Europe Can't Bet on Kohl's Political Union
Accordingly, going back to the original state of things also means returning to an environment controlled by market forces. The banks and insurers (who work with all of our money!) have learned the painful lesson that it was a major mistake to lend money to states without considering the economic strength of individual countries, and without weighing of the associated risks. In the future, they will exert enough pressure to encourage rational financial management via interest rates or, in other words, via prices. At that point, there will no longer be a need for the evil Germans to crack the whip.
Pursuing this kind of strategy doesn't necessarily exclude the possibility of fostering European solidarity. But it has to come in the form of cooperation with a quantitative limit. This willingness to help needs to come not in the form of massive bailouts, but in narrowly defined emergency assistance.

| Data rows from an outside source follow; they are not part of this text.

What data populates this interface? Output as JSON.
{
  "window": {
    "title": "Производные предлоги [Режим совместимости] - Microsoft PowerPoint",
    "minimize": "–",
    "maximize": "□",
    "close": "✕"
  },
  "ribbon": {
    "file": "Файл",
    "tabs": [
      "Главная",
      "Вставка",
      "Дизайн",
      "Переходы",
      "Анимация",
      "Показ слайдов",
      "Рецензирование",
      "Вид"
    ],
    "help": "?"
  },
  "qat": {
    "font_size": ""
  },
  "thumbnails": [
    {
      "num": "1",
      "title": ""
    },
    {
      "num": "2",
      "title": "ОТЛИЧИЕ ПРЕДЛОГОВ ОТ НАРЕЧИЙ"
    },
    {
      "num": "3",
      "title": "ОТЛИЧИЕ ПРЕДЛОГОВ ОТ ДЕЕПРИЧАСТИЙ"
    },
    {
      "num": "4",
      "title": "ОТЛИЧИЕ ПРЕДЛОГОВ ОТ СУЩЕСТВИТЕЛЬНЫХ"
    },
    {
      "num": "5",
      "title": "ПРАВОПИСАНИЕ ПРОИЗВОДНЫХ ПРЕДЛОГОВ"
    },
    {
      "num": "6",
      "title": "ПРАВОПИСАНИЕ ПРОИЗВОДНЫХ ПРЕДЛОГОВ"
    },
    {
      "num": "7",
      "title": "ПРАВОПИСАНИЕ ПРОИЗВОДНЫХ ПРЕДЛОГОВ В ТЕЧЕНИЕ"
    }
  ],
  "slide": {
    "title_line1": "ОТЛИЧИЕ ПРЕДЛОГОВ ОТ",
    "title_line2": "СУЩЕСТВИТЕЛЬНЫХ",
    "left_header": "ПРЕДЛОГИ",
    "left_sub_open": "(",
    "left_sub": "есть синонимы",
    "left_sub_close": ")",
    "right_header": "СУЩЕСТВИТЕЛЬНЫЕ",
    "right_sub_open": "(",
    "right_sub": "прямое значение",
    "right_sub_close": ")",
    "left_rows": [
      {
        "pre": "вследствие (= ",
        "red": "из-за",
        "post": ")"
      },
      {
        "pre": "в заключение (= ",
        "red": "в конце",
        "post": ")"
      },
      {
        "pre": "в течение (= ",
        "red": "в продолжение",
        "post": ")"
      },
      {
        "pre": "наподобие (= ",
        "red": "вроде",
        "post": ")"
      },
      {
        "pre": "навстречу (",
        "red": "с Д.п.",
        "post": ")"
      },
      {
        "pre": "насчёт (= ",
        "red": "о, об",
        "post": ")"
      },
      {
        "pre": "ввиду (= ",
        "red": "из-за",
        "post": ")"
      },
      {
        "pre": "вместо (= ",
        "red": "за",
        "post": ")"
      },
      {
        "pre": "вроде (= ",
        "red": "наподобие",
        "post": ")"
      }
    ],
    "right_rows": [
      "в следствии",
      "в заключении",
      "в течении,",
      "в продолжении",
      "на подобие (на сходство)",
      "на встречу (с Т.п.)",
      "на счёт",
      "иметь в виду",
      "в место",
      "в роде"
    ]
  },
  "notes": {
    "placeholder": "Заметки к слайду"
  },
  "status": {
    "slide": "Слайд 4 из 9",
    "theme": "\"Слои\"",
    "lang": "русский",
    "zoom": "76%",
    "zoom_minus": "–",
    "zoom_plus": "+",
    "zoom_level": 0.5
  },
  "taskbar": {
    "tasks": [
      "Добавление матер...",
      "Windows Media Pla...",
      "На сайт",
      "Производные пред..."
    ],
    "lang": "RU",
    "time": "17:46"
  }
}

"Who can say for sure that Greece will subsequently honor what we agree to with Greece today," German Finance Minister Wolfgang Schäuble asked rhetorically during a brief fit of rational thinking before the most recent bailout package was agreed upon. Of course, one could also ask whether France will respect the new deficit decisions should its next president be Socialist Party candidate François Hollande. The hard truth is that the voters in each country make the final decision about whether to honor or violate treaty obligations, so they also bear the responsibility for dealing with the consequences of their own decisions.
Likewise, there will be no "stability union" in terms of fiscal policies like the one that Chancellor Merkel raves about. Each country alone needs to create the scaffolding of economic and financial policies that will allow it to remain within the euro zone. Those incapable or unwilling to do so need to get out -- of their own accord rather than by getting the boot.
Europe needs a common currency. Having each country re-introduce its own currency would trigger a frightening degree of turbulence and set the Continent far back in terms of global competitiveness. But Europe cannot bet on Kohl's political union. Instead, it needs to accept the realities of the here and now.